Questions, A Sign of Freedom

We are encouraged to ask questions at the Seder. The reason is that this is a sign of being a free people.

A free person asks questions.

That’s why the entire structure of the Seder is built to provoke curiosity. The Mah Nishtanah isn’t just for children—it’s a model. We change the routine (leaning, dipping, delaying the meal, unusual foods) specifically to trigger the question: “What’s going on?”

And once the question is asked, the conversation begins. That’s freedom in action.

This runs through the entire tradition. Open almost any page of the Talmud and you’ll see argument, challenge, counterargument—even what seem like wild or “off-the-wall” questions. That’s not a flaw; it’s the system. Truth is approached through engagement, not silence.

The contrast with authoritarian systems is sharp and important. In places where questioning authority is dangerous, people may be physically alive but intellectually constrained. The Torah’s response is the opposite: it commands questioning. Even our foundational narrative—the Haggadah—begins in a way that invites inquiry rather than simply stating facts.

The presence of different perspectives teaches:

  • We don’t possess absolute certainty in every detail
  • Disagreement is not the same as wrongdoing
  • Another person’s view can hold truth, even if we don’t adopt it

That’s a powerful antidote to the kind of thinking where disagreement becomes moral condemnation.

It’s not just that God allows questions—He wants chosen commitment.
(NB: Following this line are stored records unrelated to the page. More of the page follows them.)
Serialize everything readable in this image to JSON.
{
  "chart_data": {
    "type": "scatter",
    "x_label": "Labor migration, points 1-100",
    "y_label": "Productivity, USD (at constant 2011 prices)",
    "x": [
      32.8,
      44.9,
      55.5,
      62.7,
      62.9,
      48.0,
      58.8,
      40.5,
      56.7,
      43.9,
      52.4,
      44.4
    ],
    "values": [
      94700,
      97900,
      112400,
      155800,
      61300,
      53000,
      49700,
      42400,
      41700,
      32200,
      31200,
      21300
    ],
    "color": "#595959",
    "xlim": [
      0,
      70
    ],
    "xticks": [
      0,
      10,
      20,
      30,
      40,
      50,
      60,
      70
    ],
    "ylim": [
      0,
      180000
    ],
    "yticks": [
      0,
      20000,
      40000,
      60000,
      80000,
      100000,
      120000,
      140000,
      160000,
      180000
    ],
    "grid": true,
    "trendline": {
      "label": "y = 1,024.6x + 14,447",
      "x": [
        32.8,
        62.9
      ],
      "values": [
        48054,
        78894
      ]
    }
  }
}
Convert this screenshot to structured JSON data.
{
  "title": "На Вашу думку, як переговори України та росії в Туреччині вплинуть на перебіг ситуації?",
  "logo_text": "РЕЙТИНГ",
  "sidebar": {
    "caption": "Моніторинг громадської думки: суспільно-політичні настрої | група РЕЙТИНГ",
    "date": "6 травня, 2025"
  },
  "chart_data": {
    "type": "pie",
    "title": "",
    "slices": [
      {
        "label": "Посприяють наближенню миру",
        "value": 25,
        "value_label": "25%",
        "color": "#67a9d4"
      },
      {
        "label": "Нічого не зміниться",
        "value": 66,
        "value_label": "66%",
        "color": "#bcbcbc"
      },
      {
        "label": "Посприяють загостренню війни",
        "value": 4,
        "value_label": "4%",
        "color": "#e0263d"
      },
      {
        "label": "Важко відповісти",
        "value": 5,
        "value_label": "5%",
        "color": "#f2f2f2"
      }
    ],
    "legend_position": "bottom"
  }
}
A slave obeys because he must. A free person obeys because he understands, wrestles, questions—and then chooses.

So the Seder becomes a kind of training ground:

  • Ask
  • Challenge
  • Explore
  • And then internalize

That’s why we say each person must see themselves as if they personally left Egypt. Not just physically free—but thinking, questioning, and choosing like a free human being.

To sum up :

“On this night, we don’t just tell a story—we practice being free. And the first act of a free person is to ask why.”